For the first time, four major French post-impressionists -- Cezanne, Gauguin, Van Gogh and Seurat -- will be exhibited alongside their contemporaries, both European and American. The exhibition, which opened yesterday and will continue through Sept. 1, contains 300 paintings, some of which have never been seen in the United States before.
The exhibit probably would not have been possible without the financial support of General Telephone and Electronics Corp. This is the first time the company has sponsored an exhibit of this scale.
"We'd been looking for an opportunity to have an event in Washington," said Alfred Viebranz, GTE senior vice president.

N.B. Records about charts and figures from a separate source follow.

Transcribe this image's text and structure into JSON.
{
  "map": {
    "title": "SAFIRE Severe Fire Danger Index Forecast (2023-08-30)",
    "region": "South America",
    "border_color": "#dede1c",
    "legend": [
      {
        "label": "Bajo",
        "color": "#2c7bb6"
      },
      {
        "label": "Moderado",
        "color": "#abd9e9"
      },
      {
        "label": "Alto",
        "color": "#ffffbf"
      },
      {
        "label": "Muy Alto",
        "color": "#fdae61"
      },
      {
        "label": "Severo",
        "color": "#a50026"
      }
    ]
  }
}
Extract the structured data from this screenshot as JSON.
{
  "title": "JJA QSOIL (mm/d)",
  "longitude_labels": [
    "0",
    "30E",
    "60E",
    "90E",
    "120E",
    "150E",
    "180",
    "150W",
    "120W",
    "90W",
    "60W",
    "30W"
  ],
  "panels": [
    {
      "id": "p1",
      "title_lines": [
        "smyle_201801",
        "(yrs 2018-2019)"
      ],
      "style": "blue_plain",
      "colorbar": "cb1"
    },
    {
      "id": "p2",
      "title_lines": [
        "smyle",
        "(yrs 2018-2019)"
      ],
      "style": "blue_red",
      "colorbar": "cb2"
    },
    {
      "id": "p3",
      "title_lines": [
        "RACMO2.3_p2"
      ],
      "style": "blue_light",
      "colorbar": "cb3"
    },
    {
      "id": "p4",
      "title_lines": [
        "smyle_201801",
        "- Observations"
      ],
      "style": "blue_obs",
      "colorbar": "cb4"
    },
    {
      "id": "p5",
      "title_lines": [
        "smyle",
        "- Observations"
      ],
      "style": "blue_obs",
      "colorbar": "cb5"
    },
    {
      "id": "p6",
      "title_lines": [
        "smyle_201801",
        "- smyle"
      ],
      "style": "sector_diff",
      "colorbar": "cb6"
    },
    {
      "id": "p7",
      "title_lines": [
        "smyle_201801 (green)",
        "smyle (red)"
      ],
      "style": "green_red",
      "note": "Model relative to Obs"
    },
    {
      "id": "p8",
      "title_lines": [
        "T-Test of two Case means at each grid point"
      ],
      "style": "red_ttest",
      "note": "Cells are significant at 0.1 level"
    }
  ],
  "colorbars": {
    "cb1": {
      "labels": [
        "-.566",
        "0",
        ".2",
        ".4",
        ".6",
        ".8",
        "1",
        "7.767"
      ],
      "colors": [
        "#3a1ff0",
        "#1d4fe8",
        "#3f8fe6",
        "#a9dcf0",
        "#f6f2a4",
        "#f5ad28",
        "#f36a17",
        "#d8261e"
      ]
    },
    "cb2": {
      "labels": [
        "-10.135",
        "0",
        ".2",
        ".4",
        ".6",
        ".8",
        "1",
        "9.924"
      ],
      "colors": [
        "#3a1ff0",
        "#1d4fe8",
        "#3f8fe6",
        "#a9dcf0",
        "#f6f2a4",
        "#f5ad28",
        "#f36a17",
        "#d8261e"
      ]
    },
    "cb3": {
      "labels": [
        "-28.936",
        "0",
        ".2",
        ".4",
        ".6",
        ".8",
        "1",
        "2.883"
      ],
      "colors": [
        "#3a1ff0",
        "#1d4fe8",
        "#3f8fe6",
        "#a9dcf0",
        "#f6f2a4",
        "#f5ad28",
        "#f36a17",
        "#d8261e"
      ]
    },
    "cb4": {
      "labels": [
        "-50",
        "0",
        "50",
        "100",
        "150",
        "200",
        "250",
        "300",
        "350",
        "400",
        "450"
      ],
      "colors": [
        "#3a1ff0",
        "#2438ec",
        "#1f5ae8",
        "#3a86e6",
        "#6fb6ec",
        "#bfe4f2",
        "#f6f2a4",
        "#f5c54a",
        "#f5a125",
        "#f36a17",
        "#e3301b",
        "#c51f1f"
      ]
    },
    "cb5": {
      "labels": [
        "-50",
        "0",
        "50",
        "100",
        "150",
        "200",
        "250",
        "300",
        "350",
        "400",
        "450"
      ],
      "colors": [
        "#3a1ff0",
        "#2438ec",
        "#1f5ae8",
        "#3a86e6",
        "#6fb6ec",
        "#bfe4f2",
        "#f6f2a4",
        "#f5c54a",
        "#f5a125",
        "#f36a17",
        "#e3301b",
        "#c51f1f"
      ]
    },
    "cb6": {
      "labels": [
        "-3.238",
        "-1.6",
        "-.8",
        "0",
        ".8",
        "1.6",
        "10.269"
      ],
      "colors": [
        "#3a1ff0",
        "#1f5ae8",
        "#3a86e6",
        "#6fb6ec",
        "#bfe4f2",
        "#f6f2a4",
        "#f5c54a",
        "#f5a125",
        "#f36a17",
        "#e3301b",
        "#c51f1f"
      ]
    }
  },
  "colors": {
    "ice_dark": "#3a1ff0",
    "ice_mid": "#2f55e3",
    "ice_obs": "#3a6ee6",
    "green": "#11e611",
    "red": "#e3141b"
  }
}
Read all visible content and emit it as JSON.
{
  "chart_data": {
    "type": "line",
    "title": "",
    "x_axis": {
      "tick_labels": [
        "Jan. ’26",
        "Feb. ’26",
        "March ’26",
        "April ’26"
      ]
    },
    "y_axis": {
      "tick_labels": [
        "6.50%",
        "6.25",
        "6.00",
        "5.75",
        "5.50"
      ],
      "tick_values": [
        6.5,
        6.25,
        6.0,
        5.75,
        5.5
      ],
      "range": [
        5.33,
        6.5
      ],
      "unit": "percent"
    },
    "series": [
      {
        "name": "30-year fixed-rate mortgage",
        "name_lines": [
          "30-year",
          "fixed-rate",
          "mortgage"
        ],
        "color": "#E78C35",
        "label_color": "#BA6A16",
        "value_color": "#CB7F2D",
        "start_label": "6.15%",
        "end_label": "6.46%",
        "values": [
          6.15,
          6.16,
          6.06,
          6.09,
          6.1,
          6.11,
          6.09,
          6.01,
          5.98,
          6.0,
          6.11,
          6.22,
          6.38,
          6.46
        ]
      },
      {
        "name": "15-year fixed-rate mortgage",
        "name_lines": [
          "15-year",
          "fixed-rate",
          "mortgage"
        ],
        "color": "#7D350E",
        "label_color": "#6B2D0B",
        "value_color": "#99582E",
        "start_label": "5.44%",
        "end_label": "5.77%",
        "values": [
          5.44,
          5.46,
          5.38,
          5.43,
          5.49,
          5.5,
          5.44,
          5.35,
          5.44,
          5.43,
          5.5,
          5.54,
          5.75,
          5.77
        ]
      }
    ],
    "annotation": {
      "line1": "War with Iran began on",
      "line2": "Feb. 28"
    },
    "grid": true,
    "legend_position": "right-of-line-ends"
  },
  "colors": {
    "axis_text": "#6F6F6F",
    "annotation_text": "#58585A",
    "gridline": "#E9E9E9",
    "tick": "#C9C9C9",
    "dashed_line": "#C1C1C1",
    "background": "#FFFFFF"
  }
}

It is an event that almost didn't take place. A major exhibit from Leningrad's Hermitage Museum, scheduled for the spring and summer, was canceled abruptly following the Soviet invasion of Afghanistan, leaving the gallery four months to put together a show that normally would take two years to mount.
GTE stepped in and provided a substantial grant to assist in the undertaking.
Corporate sponsorshop of the arts has become big business in recent years. According to the Business Committee for the Arts Inc., American companies contributed $250 million to the arts in 1978, compared to $22 million in 1965.